Transformational grammar, which seeks to teach grammar in conjunction with everyday speech and usage
patterns, stands seemingly in opposition to the prescriptive method. This method used to require teachers to teach grammar in a standalone, formal, technically "correct" way. On which end of the spectrum should the teacher err?
Most teachers, even those in private schools, have a set of prescribed standards which must be followed. These standards are often set by the state, and include relatively detailed instructions as to how grammar must be taught.
Within these standards, there is often plenty of room for a middle ground between the prescriptive and transformational methods. For example, a teacher may instruct his or her students in basic grammar for a portion of the period and put those methods into practice during more formal reading and writing exercises.
On the basis of the students' grammar background, map a curriculum that includes a variety of exercises, including standalone grammar lessons, that will play to their strengths and build up their weaknesses. All of this should be done under the guidelines set forth by state or school standards, the backbone of your curriculum.

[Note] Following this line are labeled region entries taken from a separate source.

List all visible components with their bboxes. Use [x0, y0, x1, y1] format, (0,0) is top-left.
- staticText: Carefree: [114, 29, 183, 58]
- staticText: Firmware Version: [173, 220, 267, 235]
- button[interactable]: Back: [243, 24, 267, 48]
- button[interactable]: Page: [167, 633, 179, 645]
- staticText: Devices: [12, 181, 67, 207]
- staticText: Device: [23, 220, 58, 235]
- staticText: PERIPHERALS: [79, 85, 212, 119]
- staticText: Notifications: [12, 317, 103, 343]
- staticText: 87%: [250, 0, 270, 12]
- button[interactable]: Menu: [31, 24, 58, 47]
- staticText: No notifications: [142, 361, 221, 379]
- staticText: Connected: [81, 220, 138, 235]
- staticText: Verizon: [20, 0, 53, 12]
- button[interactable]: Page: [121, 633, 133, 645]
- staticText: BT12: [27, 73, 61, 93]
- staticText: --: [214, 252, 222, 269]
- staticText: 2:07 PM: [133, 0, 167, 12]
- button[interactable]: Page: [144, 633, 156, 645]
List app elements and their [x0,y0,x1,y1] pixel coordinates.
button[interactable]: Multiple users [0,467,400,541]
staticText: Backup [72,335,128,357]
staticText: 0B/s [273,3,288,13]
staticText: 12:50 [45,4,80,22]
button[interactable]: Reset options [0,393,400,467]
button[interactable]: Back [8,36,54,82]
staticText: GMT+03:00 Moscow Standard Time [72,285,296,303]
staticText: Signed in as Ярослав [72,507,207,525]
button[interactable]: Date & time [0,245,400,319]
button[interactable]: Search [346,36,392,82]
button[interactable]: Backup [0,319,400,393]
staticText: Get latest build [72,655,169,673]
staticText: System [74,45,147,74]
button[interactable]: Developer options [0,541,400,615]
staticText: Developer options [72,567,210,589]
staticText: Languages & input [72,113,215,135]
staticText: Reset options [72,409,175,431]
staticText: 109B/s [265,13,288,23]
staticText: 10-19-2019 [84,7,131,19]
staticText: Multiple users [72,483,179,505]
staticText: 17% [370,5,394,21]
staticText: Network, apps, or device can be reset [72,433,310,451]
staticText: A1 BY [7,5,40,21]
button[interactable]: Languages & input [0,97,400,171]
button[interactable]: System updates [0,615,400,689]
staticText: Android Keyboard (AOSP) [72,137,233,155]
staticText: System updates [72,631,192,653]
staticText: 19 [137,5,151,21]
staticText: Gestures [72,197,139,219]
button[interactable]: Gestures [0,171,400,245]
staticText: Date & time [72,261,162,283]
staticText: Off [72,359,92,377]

No matter what age level you end up teaching, it is important to begin each year with the fundamentals of grammar so that you know what the students have learned and what you can build upon.
The parts of speech is an excellent place to begin, as confusion between nouns and verbs, adjectives and adverbs will make any more complicated instruction rather difficult. Emphasize spelling and vocabulary to complement the basics. By revisiting some of the concepts with which they are already familiar, you will bolster the importance of the concepts and create a solid foundation that can be improved over the course of a year.
Consider the different approaches you might take to grammar instruction. After covering the basics, you might find that your students are well versed in matters of syntax, vocabulary, and the parts of speech. Some classes will be more advanced than others.
Seek out teaching materials that play to the students' strengths.
If one approach simply does not work, try another! Throughout the course of a school year, it is to be expected that some lessons will fall flat. Commit to learning from the experience, pick yourself up and try again.
Grammar skills mean little if they don't show in a student's writing.
The more your students write, edit their own writing, and see your corrections, the better they'll do on the next assignment. Allow them a level of freedom when they're doing more creative projects, but hold the line on more formal assignments.
In each unit, emphasize the importance of syntax, vocabulary, and spelling. As you do, you'll see your students improve dramatically throughout the course of a school year.